Kaum lag er so am Boden, so zunicht,
    Da ballte sich von selbst der Staub, und wieder
    Stand selbst er da vor unsrem Angesicht. 111
So melden uns der großen Seher Lieder,
    Daß Phönix stirbt und wieder wird geboren,
    Trägt er ein Halbjahrtausend sein Gefieder:
Von Korn und Kraut die Kost hat er verschworen,
    Hat Weihrauch sich zur Speis und Spezerei
    Und Nard und Myrrhn als letztes Nest erkoren.
Wie wer da fiel und weiß nicht, was es sei,
    Was plötzlich ihn zu Boden konnte strecken,
    Ob Starrkrampf, der uns lähmt, ob Hexerei,
Wie der, erstanden, um sich starrt, vom Schrecken
    Noch ganz verstört, der so ihn übermannt,
    Und stöhnt und staunt, das Wunder zu entdecken:
Also der Sünder, als er auferstand –
    Wie streng, o Herr, ist deiner Allmacht Walten,
    Wie schrecklich züchtigt rächend deine Hand!
Mein Führer fragt' ihn, wer er sei: »Vom alten
    Etruskerland«, entgegnet' er, »nur eben
    Schneit' ich herab in diese schlimme Spalten.
Nicht menschlich führt' ich, nein, als Vieh mein Leben,
    Maulesel ich, Hans Fucci!
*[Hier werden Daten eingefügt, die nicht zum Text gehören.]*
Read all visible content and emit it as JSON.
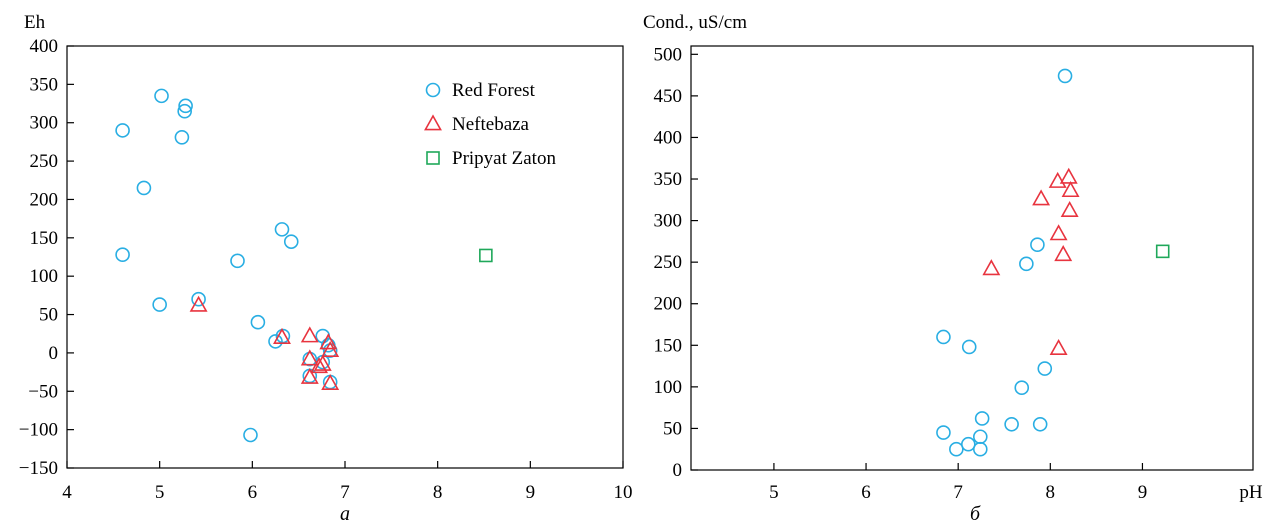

Herberg dort
    Hat, wert des Viehs, Pistojas Stall mir geben.«
Und ich zum Meister: »Laß ihn so nicht fort!
    Frag ihn, um welche Schuld er hergekommen,
    Der kund als Bluthund mir, an diesen Ort.«
Zu mir wandt Aug und Sinn, der das vernommen,
    Der Sünder, hehlte nicht mehr seine Schande
    Und sprach, von bittrer Scham die Wang entglommen:
»Daß du mich finden mußtest hier im Stande
    Des Elends, drin ich stecke, wurmt mich mehr,
    Denn als ich kam ums Leben dortzulande!
Nicht weigern kann ich dir, was dein Begehr.
    So tief mußt' ich hinab, weil ich beraubte
    Das Heiligtum, an Prunkgeräten schwer;
Und fälschlich wards gebüßt an fremdem Haupte.
    Doch daß dich nimmer, was du sahst, soll freuen,
    Wenn Heimkehr dir das nächtige Reich erlaubte,
Tu auf dein Ohr und hör die Kunde dräuen!
    Erst treibt Pistoja seine Schwarzen aus;
    Dann in Florenz kehrt alles sich zum Neuen: 112
Mars schickt vom Magratale Nebelgraus,
    Aus dem sich finstre Wetterwolken ballen,
    Und wütend wird in wildem Sturmgebraus
Auf Camp Piceno Schlachtenlärm erschallen:
    Jach spaltet das Gewölk sein Wetterschlag,
    Der schwer aufs Haupt dann fällt den Weißen allen!